India’s Financial Intelligence Unit (FIU-IND) is investigating Binance and WazirX for potential loopholes in cross-border digital asset transfers, focusing on unregulated wallet transactions linked to Pakistan and concerns about illegal funding and money laundering near sensitive areas like Jammu and Kashmir.

Binance paid a fine of INR 18.9 crores to restart operations in India after resolving compliance issues, while WazirX was hacked for $235 million, exposing security weaknesses.
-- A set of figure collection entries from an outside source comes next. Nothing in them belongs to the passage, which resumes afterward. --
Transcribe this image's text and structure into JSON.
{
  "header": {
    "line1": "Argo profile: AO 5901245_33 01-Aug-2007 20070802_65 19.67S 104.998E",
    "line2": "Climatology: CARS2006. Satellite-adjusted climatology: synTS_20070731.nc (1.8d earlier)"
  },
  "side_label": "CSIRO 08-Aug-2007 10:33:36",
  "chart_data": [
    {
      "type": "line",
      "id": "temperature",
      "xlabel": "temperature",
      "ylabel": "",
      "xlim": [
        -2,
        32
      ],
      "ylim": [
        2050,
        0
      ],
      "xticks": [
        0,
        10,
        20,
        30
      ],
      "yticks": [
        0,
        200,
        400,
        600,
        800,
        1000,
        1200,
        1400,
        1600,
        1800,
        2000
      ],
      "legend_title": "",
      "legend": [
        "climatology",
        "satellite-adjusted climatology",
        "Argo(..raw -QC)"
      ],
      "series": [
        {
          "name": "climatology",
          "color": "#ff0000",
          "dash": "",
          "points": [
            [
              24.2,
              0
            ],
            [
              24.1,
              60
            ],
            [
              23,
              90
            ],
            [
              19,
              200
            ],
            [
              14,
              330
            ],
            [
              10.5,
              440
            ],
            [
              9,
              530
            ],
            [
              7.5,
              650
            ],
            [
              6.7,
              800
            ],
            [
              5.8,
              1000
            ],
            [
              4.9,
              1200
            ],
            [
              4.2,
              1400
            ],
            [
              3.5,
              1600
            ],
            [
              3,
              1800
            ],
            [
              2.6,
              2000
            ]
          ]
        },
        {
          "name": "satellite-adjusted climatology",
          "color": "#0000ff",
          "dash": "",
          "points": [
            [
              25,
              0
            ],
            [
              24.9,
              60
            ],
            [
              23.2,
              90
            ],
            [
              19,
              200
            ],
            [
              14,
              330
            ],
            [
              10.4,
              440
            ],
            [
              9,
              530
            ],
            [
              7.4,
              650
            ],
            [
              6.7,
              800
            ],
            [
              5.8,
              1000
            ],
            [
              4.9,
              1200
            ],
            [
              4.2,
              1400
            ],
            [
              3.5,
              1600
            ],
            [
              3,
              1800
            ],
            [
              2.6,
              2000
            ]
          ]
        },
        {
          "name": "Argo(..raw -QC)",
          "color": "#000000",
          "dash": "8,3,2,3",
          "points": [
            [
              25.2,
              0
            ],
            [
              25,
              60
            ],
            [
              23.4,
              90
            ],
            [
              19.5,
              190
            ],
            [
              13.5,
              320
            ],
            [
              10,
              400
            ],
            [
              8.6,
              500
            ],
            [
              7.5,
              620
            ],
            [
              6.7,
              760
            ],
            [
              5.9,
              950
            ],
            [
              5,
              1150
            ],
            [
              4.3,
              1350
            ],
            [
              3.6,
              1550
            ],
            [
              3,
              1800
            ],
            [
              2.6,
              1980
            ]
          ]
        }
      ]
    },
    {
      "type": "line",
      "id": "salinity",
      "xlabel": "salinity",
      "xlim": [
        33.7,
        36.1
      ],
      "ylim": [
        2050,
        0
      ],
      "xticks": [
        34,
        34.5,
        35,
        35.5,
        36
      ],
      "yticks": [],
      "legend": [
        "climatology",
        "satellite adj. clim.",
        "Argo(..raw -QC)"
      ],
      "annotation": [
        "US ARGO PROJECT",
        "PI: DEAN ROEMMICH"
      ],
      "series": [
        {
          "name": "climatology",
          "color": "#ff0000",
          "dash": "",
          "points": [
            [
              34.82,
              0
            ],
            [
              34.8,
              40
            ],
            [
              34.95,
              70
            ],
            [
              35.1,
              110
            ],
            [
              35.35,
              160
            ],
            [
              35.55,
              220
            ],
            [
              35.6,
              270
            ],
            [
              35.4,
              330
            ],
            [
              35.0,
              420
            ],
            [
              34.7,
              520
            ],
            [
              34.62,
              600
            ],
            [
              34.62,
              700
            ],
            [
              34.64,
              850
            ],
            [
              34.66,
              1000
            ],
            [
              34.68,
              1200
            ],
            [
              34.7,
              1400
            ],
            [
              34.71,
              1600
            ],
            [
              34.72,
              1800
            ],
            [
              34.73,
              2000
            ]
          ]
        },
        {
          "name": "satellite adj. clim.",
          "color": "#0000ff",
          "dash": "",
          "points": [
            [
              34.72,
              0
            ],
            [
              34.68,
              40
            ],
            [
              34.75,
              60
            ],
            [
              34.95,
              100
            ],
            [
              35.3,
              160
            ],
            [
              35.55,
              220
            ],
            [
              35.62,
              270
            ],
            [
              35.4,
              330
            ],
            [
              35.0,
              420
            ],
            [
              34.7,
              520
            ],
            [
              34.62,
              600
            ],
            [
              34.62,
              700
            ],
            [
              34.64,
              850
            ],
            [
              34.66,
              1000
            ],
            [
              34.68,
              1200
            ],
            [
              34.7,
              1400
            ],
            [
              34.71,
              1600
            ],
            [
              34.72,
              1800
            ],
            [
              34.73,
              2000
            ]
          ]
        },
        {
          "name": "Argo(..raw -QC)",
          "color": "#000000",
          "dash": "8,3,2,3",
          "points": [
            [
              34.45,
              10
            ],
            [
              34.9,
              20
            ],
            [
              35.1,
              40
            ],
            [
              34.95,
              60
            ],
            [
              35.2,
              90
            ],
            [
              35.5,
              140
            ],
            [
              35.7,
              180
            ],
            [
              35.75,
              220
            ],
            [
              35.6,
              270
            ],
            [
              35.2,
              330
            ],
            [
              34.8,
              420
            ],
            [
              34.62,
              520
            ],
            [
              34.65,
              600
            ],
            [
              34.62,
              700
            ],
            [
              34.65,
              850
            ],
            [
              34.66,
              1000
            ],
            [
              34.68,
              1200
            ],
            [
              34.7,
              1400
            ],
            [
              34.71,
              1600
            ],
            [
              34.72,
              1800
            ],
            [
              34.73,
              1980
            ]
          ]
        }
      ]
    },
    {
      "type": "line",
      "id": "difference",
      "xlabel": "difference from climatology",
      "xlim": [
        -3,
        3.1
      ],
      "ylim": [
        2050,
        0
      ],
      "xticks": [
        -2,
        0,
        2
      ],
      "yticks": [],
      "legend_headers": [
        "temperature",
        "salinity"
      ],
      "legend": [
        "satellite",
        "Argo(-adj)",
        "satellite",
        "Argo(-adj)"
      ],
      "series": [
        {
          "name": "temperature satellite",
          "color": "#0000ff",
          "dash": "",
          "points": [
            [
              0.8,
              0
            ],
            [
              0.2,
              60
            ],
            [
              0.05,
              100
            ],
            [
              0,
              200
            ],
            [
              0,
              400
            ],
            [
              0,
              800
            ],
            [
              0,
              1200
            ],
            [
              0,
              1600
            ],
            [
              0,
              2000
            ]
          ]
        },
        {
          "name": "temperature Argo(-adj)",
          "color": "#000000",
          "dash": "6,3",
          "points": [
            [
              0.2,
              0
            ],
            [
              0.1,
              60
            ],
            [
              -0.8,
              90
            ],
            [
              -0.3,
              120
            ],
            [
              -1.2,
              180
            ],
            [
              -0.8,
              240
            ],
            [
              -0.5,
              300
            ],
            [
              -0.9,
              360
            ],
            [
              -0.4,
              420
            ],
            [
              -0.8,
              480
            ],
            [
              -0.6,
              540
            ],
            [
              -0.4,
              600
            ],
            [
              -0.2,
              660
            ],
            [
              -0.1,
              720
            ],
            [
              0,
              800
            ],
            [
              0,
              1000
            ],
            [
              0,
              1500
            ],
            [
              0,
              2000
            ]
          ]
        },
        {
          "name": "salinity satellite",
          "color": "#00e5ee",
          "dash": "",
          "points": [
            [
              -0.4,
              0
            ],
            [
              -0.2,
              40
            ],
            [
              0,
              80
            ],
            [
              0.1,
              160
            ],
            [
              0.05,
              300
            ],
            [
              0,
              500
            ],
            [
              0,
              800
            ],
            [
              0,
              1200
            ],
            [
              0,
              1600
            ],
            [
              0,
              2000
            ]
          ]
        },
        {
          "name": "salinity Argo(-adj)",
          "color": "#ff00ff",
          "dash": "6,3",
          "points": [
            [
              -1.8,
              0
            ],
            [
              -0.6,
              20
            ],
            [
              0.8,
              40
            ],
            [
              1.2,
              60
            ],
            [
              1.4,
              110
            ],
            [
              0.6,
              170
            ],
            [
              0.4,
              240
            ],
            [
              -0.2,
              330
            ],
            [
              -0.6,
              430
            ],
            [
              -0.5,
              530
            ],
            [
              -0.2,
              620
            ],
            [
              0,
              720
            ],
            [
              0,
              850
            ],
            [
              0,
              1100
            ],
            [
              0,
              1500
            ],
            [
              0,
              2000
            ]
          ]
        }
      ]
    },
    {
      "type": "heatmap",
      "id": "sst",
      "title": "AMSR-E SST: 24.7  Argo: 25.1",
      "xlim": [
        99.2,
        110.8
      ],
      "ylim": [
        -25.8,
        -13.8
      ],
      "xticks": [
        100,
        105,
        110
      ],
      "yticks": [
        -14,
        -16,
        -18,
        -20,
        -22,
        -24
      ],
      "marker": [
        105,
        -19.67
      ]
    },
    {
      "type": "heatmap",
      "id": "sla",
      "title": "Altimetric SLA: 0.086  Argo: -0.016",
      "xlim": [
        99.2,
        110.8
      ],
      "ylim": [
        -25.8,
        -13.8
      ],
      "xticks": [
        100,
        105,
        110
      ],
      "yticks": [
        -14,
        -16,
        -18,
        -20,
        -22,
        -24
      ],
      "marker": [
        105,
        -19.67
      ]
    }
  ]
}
Both exchanges face regulatory scrutiny and investigations into cross-border wallet transactions, with concerns about terrorism financing and national security.

India and Pakistan are taking divergent paths towards crypto regulation, with Pakistan establishing the Pakistan Crypto Council and the Pakistan Virtual Assets Regulatory Authority, while India focuses on AML measures and tax compliance for crypto exchanges. Efforts are being made to align with global standards like the Crypto-Asset Reporting Framework.

Cross-border crypto transactions between India and Pakistan pose risks due to regulatory differences, anonymity concerns, tensions, and rising cybercrime. The Financial Action Task Force warns of terrorists exploiting cryptocurrencies for financing extremist activities, leading to enhanced vigilance on crypto transactions to prevent illicit flows of money.

Governments worldwide are tightening crypto regulations, with India investigating Binance and WazirX mirroring global initiatives against crypto-enabled terrorist financing. The US has disrupted terrorist financing operations involving digital currency, while EU and US Congress advance acts for regulatory clarity and licensing measures to combat money laundering and illicit financial activities.